If you want to compare two interventions with different outcomes - medicated mosquito nets vs. microfinance - you’re going to need some way of converting between malaria and poverty. When we’re talking about altruism, the common factor is Quality Adjusted Life Years.
There’s some amount of better a person’s life is when they don’t have malaria, and some amount of time they remain malaria-free after you give them mosquito nets. There’s also some amount of better a person’s life gets when they’re fifty bucks less poor, and some amount of time they stay fifty bucks less poor after you give them fifty bucks. So you can compare bug nets to microfinance through QUALYs once you've got data on 1) effect sizes, 2) how nice it is to be healthy or less poor, 3) how long people stay healthy or less poor once they get that way via bug nets or microfinance.

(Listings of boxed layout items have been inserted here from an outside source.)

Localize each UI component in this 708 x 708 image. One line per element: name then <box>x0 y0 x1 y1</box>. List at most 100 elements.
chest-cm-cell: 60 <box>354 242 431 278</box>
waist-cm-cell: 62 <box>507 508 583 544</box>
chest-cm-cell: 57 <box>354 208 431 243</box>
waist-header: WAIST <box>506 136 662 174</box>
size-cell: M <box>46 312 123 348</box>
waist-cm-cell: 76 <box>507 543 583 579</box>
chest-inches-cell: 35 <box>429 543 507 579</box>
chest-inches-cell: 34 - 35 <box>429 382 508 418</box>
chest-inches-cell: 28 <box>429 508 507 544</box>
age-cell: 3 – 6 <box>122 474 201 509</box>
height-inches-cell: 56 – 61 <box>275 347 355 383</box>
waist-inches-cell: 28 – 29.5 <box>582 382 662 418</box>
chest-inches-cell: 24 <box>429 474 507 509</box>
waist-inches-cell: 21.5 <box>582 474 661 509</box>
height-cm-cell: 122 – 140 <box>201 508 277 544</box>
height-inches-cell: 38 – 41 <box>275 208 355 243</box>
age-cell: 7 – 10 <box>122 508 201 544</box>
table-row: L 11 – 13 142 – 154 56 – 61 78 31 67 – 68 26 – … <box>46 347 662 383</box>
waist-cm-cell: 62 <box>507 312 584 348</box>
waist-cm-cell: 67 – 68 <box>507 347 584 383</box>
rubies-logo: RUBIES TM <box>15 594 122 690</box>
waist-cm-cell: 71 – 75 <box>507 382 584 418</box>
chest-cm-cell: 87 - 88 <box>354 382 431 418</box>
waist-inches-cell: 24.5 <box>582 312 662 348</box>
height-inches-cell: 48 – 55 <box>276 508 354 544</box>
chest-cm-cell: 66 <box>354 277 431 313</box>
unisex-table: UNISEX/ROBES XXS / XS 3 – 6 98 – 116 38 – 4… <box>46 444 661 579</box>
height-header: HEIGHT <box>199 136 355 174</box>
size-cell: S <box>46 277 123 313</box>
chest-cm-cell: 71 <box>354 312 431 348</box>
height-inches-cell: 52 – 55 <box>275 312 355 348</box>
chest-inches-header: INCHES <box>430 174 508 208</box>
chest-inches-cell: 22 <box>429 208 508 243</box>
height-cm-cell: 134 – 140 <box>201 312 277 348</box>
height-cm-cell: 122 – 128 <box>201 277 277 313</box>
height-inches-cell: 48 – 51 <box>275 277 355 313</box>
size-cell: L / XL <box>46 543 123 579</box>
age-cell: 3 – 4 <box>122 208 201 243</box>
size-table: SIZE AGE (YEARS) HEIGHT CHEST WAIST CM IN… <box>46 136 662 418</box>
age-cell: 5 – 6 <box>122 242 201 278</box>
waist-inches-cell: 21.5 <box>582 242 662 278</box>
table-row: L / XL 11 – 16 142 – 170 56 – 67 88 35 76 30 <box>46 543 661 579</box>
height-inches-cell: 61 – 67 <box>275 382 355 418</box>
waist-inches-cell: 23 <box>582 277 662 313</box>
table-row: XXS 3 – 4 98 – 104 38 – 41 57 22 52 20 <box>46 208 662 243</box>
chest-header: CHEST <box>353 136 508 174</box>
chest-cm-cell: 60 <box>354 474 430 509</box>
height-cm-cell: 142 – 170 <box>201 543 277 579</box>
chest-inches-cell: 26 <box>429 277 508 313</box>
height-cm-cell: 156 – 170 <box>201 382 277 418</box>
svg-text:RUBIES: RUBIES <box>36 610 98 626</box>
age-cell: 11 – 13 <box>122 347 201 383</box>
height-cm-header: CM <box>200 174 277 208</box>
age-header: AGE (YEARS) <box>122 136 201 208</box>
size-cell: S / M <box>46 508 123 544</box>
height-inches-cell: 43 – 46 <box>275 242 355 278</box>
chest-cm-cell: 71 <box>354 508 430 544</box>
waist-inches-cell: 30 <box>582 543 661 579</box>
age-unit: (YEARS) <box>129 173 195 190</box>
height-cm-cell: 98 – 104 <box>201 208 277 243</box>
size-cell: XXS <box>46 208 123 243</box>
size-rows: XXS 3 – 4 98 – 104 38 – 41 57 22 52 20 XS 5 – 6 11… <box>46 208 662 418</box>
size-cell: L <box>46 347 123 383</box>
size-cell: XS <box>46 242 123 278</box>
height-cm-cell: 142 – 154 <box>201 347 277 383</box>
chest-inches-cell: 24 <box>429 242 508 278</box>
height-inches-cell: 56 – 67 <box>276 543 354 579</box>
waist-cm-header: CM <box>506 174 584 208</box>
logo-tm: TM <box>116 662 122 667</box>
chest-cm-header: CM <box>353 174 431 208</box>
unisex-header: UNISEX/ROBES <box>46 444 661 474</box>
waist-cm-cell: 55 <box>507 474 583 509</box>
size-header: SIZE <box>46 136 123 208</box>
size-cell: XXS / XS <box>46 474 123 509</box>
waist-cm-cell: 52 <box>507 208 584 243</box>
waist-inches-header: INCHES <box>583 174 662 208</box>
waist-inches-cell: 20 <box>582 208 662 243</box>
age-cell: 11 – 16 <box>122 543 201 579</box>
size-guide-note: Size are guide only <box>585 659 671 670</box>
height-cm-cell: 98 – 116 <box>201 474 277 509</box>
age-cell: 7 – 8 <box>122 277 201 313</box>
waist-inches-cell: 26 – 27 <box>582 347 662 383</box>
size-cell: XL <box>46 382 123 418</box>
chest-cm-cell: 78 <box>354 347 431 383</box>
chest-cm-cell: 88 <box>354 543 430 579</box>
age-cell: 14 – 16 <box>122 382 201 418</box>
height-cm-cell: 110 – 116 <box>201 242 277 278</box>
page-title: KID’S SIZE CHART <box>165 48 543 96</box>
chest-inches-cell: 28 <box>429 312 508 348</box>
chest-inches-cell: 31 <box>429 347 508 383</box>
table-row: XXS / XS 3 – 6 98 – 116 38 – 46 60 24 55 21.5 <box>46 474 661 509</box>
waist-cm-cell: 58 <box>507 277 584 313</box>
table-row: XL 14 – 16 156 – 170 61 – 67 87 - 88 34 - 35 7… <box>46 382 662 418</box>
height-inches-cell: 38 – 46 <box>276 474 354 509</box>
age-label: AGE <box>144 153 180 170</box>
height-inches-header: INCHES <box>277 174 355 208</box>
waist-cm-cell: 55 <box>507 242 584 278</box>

You need all three of those things. The fact that the effect sizes are identical doesn't matter if a medicated mosquito net is worth orders of magnitude more QUALYs than fifty bucks. Eva's data only include effect sizes.
It doesn't make sense to compare "how many worms a deworming intervention kills" with "how much AIDS a box of condoms prevents" until you know how much those problems affect quality of life, and for how long. So even if all deworming interventions are equally effective, the choice between “deworming” and “condoms” could still be massively important.
And that’s the central claim I take EA to be making.
Eva's analysis says nothing about distribution of QUALYs over all EA interventions under consideration. Maybe it’s Gaussian after all, but this isn’t new evidence either way.